Tuesday, September 29, 2009

abandoned bikes etc

I think that most people would agree that there has been a big shift in the last few years with more and more people turning to the bicycle as their main form of daily transport, particularly in capital cities.

For the most part, this trend is due to one or all of the following: petrol prices, parking shortages, fitness fads, public transport woes and last but certainly not least pure fashion.
For me and a few people I know, it is cheaper and quicker to ride than to drive or catch public transport to work. It is also healthier and more relaxing, as not only do you get some exercise, but you don't have people sneezing and coughing in your face, and nutters screaming at the top of their lungs.

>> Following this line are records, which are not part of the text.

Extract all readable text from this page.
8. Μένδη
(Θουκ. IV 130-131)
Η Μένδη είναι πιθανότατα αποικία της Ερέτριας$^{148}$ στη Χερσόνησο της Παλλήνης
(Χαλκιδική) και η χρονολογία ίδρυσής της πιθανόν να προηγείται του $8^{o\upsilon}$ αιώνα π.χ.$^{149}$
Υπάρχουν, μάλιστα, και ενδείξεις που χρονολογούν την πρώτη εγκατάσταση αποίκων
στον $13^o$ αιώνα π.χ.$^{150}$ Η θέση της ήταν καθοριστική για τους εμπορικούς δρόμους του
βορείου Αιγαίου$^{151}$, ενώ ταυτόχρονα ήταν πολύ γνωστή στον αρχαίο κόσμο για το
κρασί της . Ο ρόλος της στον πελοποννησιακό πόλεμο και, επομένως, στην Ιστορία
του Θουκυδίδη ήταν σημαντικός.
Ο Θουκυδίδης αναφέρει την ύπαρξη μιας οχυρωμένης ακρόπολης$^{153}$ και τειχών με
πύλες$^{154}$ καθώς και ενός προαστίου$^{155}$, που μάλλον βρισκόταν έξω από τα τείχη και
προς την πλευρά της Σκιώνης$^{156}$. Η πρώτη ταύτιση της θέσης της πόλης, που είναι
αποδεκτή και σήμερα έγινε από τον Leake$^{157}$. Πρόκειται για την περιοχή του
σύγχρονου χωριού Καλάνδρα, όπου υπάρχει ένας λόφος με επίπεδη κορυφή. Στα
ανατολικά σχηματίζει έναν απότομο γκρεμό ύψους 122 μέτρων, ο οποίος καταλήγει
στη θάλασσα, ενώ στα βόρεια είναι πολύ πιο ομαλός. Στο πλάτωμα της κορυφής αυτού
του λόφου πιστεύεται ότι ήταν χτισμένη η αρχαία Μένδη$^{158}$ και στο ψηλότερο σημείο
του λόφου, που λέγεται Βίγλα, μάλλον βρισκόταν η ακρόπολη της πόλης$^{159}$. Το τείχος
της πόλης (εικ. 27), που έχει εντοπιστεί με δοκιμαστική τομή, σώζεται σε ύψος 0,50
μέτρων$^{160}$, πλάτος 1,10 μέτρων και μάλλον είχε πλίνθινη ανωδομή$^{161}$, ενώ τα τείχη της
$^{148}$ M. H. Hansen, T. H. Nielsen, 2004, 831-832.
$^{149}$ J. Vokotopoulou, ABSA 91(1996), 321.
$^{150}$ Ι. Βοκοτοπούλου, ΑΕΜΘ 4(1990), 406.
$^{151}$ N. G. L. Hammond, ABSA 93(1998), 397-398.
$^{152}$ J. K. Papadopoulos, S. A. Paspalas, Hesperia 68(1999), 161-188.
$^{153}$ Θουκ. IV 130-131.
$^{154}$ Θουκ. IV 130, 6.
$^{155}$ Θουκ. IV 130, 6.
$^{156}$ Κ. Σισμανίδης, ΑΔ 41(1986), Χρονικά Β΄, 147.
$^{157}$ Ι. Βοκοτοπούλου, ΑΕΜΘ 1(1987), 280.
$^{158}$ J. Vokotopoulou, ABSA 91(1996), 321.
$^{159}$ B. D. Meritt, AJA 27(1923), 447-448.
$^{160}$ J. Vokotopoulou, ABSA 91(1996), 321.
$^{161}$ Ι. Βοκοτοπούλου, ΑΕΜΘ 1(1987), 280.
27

I am always on the lookout for a cool new bike. I currently have three. Bikes can really range in price and quality, so it can be difficult to buy one without help or extensive research. Second-hand bikes have become very popular, as has recycling bikes, but the catch in both cases is - only for certain brands. For the most part this is due to build quality, but hip young skinny leg kids are pushing the prices up on second-hand bikes and components from particular brands including Masi, Merckx, Peugeot, MKS and lots of others. Whilst European brands seem to be at the top of the pecking order, a lot of Japanese products are also on the market due to the dollar value that fads attract in that country.

Now given these traends and fads, I have noticed something strange.

Abandoned bikes!

I have spent a lot of time in Sydney lately and of course my home town of Melbourne, and in both cities I am seeing more and more abandoned bikes. They are mostly mountain bikes and hybrids, and they are usually poorly secured to a pole or bike rack, i.e. lock through the frame, not the wheels.

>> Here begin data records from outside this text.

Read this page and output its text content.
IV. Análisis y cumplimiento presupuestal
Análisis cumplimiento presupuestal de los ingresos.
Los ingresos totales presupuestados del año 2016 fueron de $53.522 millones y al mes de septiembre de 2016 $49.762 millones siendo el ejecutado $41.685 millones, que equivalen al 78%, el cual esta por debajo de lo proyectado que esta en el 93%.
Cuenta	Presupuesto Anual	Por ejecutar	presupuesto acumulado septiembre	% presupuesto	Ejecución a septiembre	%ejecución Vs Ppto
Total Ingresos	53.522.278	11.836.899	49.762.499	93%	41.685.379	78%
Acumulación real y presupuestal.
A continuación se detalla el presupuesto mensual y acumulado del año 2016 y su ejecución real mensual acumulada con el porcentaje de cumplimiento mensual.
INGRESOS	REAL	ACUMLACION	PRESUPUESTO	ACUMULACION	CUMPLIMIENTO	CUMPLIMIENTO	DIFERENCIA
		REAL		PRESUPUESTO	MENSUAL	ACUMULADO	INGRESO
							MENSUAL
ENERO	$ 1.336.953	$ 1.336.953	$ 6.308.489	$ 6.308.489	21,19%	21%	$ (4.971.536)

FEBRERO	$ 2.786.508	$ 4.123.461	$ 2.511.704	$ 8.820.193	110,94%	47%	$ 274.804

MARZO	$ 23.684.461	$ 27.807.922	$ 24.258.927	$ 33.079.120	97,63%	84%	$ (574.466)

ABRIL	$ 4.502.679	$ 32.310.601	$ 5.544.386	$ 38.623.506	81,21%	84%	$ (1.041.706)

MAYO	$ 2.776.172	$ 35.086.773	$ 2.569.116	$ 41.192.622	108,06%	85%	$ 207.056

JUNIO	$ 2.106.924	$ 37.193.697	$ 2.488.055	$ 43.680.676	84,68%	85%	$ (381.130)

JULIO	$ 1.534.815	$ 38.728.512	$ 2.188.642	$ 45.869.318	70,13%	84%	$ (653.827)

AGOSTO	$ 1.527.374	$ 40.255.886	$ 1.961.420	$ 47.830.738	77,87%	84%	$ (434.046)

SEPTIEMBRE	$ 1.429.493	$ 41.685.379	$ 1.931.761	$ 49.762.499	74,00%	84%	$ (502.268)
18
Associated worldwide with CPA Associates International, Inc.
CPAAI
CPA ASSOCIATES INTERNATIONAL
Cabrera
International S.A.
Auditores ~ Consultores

Most, but not all, have been damaged in some way, which may have lead to the owner giving it up as a bad joke. There's one near my work with a combination lock through the frame attached to a pole. Someone has stomped the front wheel so that it is almost bent at a 90 degree angle. It has now been there for at least three weeks, with a helmet too. I keep thinking that it would be greatly appreciated somewhere like the bike shed at CERES, but if I were to try and retrieve it, chances are I would be seen as a thief by the high police presence in the area.

I have seen quite a few around. One I watched day after day in Sydney was a Trek. The frame was the only thing left after two weeks, as it was the only part secures to the bike rack.

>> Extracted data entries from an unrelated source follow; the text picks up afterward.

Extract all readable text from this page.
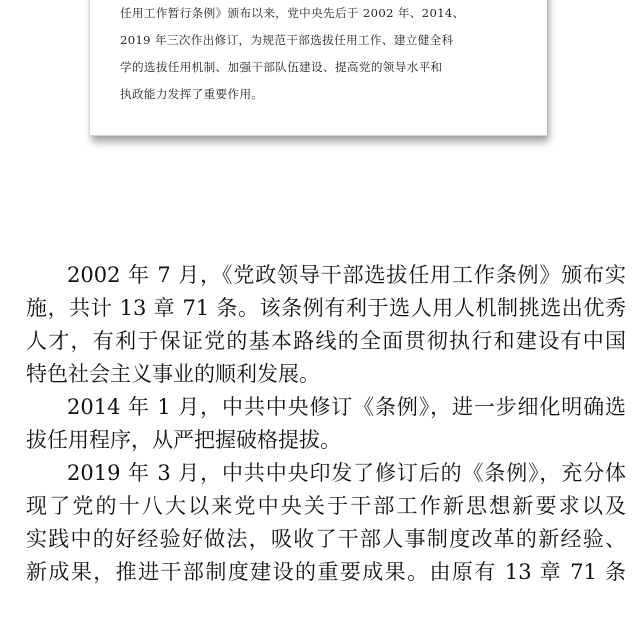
任用工作暂行条例》颁布以来，党中央先后于 2002 年、2014、
2019 年三次作出修订，为规范干部选拔任用工作、建立健全科
学的选拔任用机制、加强干部队伍建设、提高党的领导水平和
执政能力发挥了重要作用。
2002 年 7 月，《党政领导干部选拔任用工作条例》颁布实
施，共计 13 章 71 条。该条例有利于选人用人机制挑选出优秀
人才，有利于保证党的基本路线的全面贯彻执行和建设有中国
特色社会主义事业的顺利发展。
2014 年 1 月，中共中央修订《条例》，进一步细化明确选
拔任用程序，从严把握破格提拔。
2019 年 3 月，中共中央印发了修订后的《条例》，充分体
现了党的十八大以来党中央关于干部工作新思想新要求以及
实践中的好经验好做法，吸收了干部人事制度改革的新经验、
新成果，推进干部制度建设的重要成果。由原有 13 章 71 条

There was also another stomped wheel on a fairly nice ladies hybrid bike on a bike rack right outside the glass doors of a busy city building in Melbourne. Even though it was a nice bike (a Jamis or Apollo I think) it sat there for weeks too.

There are countless other examples, but my problem with this is that the parts from a few of these cast offs could be put together to make a working bike for some poor buggar who can't afford something new.

I am going to try to find out if the Victoria Police or Melbourne City council have a facility to monitor suspect bikes and remove them if they sit there for a particular length of time. You could tag the broken or vagrant looking bikes and come back to see if they have gone or the tag has been removed. It's just a thought.